July 19, 2023

Long-term economic outlook envisions oil and gas funding dropping 

A graph showing New Mexico's long-term oil and gas production forecast. The graph is from a presentation to the Legislative Finance Committee on July 18, 2023.

A graph showing New Mexico's long-term oil and gas production forecast. The graph is from a presentation to the Legislative Finance Committee on July 18, 2023.

As New Mexico prepares for a transition away from fossil fuels, officials told the Legislative Finance Committee there may be moderate financial gains in the near future.

The state is expected to have moderate gains in the next 25 years, yet the oil and gas industry is expected to peak and decline.

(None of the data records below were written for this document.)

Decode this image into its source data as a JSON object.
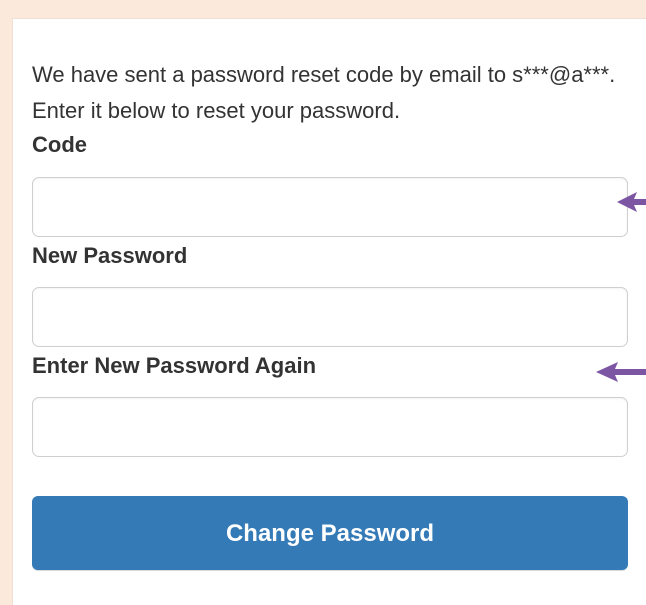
{
  "form": {
    "message": "We have sent a password reset code by email to s***@a***. Enter it below to reset your password.",
    "fields": {
      "code": {
        "label": "Code",
        "value": "",
        "placeholder": ""
      },
      "new_password": {
        "label": "New Password",
        "value": "",
        "placeholder": ""
      },
      "confirm_password": {
        "label": "Enter New Password Again",
        "value": "",
        "placeholder": ""
      }
    },
    "button_label": "Change Password"
  },
  "annotations": {
    "arrow_icon": "arrow-left-icon",
    "arrow_color": "#7c55a3"
  },
  "colors": {
    "button": "#337ab7",
    "page_background": "#fbe9dc"
  }
}
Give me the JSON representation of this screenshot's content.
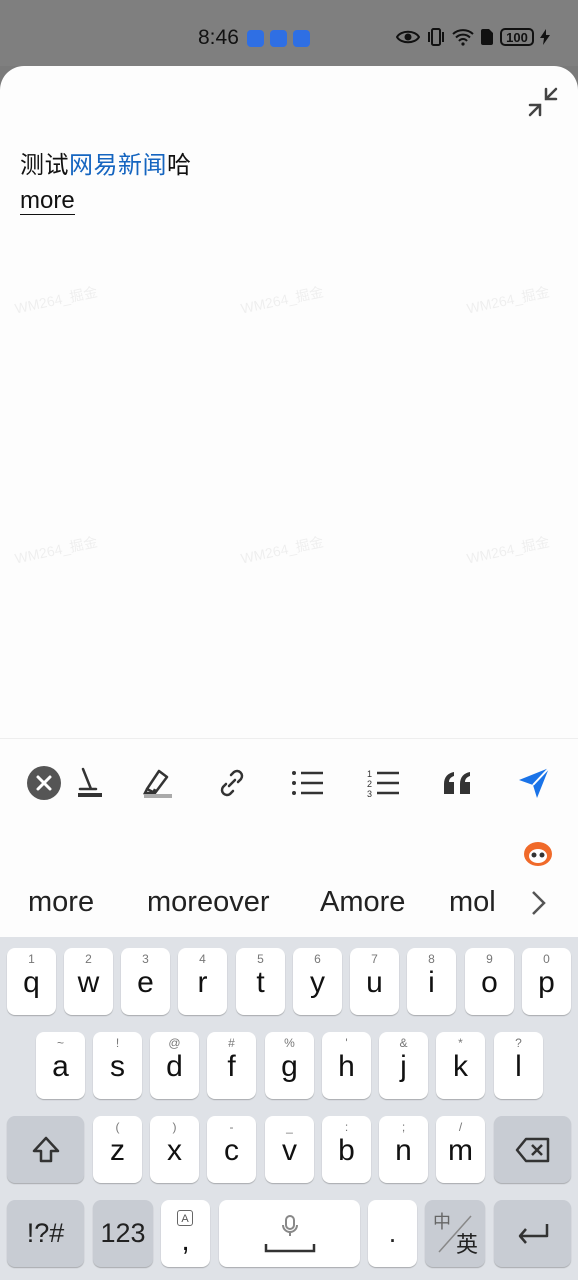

Department of Finance Chief Economist Leonard Delgado discussed the state economy’s long-term outlook in one of the presentations.

The outlook said U.S. oil production is expected to peak between 2028 and 2033 followed by a decline

The decline of oil production comes during a slow global transition to electric vehicles.

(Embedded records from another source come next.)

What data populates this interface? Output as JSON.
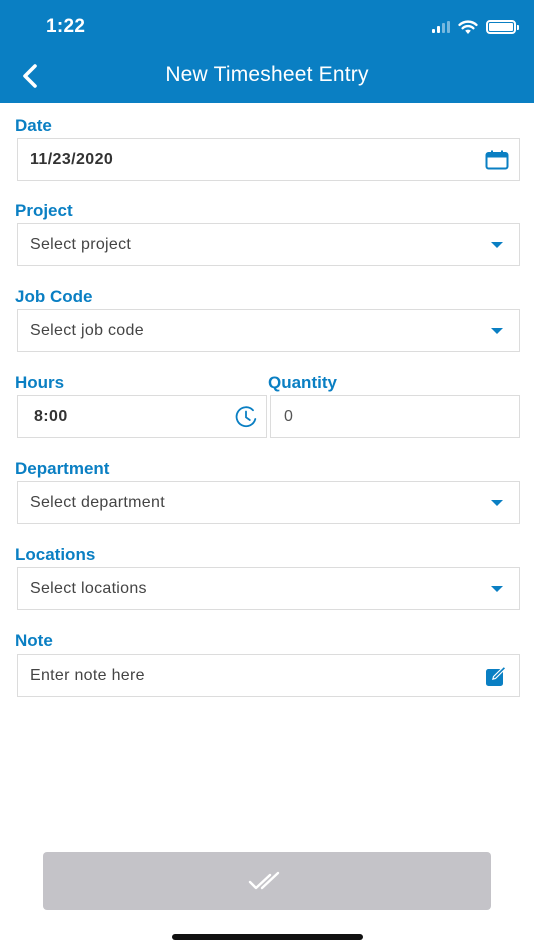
{
  "status_bar": {
    "time": "1:22"
  },
  "nav": {
    "title": "New Timesheet Entry"
  },
  "form": {
    "date": {
      "label": "Date",
      "value": "11/23/2020"
    },
    "project": {
      "label": "Project",
      "placeholder": "Select project"
    },
    "job_code": {
      "label": "Job Code",
      "placeholder": "Select job code"
    },
    "hours": {
      "label": "Hours",
      "value": "8:00"
    },
    "quantity": {
      "label": "Quantity",
      "value": "0"
    },
    "department": {
      "label": "Department",
      "placeholder": "Select department"
    },
    "locations": {
      "label": "Locations",
      "placeholder": "Select locations"
    },
    "note": {
      "label": "Note",
      "placeholder": "Enter note here"
    }
  },
  "icons": {
    "back": "chevron-left-icon",
    "calendar": "calendar-icon",
    "clock": "clock-icon",
    "dropdown": "caret-down-icon",
    "edit": "edit-note-icon",
    "submit": "double-check-icon"
  },
  "colors": {
    "primary": "#0a7fc3",
    "submit_disabled": "#c4c3c8",
    "border": "#dcdcdc"
  }
}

The U.S. has been slower than other nations to transition to electric vehicles.

Delgado projects that the U.S. will not have a majority of electric vehicles until the mid-2030s to the 2040s.

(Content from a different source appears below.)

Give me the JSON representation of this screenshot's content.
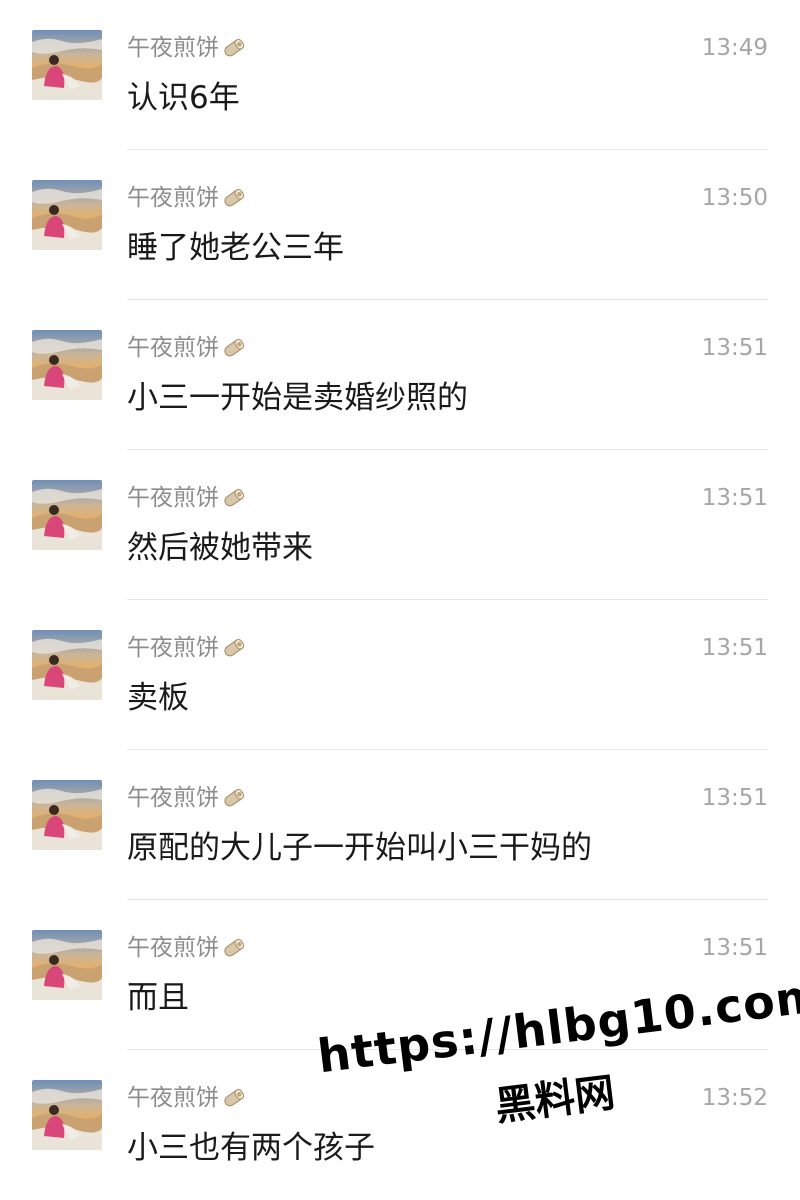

“On the downside, EV adoption is slower. There’s some headwinds to the adoption of EVs around the charging infrastructure, as well as policies maybe not being quite as successful in terms of recycling and efficiencies,” Delgado said. “On the upside they vary those assumptions with faster EV adoption, as well as all EV constraints being solved around charging infrastructure, power supply, and policies being more successful around recycling and efficiencies. And this is a big part of the foundation for our long term outlook, as Rystad Energy data also provides.”

Rystad Energy, an energy research company with an office in Houston, completed an analysis showing the three components driving oil demand: passenger vehicles with 30 percent of global oil demand, commercial transportation with 17 percent of global oil demand and petrochemicals making up 15 percent of global oil demand.

Petrochemicals are used to make such items as plastics, packaging, clothing, electronics and tires.

Budget balancing beyond the foreseeable future

LFC Interim Director Charles Sallee and LFC Chief Economist Ismael Torres’ presentation on balancing the budget for the future included advice for long-term budgetary planning.

Sallee had three things he hoped the committee would take away from the presentation

“The first is the long term revenue outlook creates tremendous opportunities for us as a state like nothing we’ve ever seen before, but it also creates significant risk at the same time,” Sallee said. “The second is the near term decisions that you will be making from a fiscal standpoint may translate into economic prosperity or continued poverty… And finally… capital investments that actually foster economic vitality.”

The biggest fiscal improvement for fiscal year 25 was the passage of SB 26.

The bill, which Gov. Michelle Lujan signed into law, transfers excess oil and gas revenue generated through federal mineral leasing payments, to the severance tax permanent fund starting in FY 25.

The law aims to use severance funds when oil and gas revenues drop.

“Figuring out how to make changes without, frankly, resisting spinning all the recurring revenues in the near term, and continuing a balanced strategy of different investment options is something I would recommend to continue using and also using short term peak production revenues for non recurring uses,” Torres said. “Again, if you can set up a discipline process to set aside money to test new ideas and revenue streams versus pre committing us to ongoing expenses that we’re going to have down the road.”

EVs and road user fees

With the seeming inevitable decline in oil and gas revenues on the horizon, some ideas were suggested to make up for lost tax revenue from gas and diesel taxes to offset increased fuel efficiency and the expected transition to more EVs.

“Typically road fuel taxes are meant to pay for road use based or pay for maintenance based on road usage that is being decoupled based on fuel efficiency improvements and EV adoptions or gasoline tax hasn’t been updated since 1996 and diesel tax since 2004,” Michael Morrison, Interim Chief Economist, Department of Transportation said. “The New Mexico (gas) tax is 17 cents is the fifth lowest in the nation. While the diesel tax at 21 cents per gallon is the 10th lowest in the nation. Our passenger vehicle registration, while not as easy to make the same comparisons, are among the lowest in the nation. The major concerns are improvements in fuel efficiency in the adoption of EV. Now other states to mitigate this have looked at increasing the vehicle registration fees or road use charges.”

State Rep. Joy Garratt, D-Albuquerque, asked about the mentioned road use charges to which Morrison replied that NMDOT has looked at pilot programs from across the country.

“Right now they’re still in development. There are a lot of issues in terms of privacy and tracking where people are driving and how many miles have driven but that is something that we are looking at and keeping an eye on what’s going on,” Morrison said.

Garratt said that she knew that EV registration fees were being discussed although no legislation has passed as of yet.

It’s unclear when such fees would be considered, but it’s unlikely it would be soon.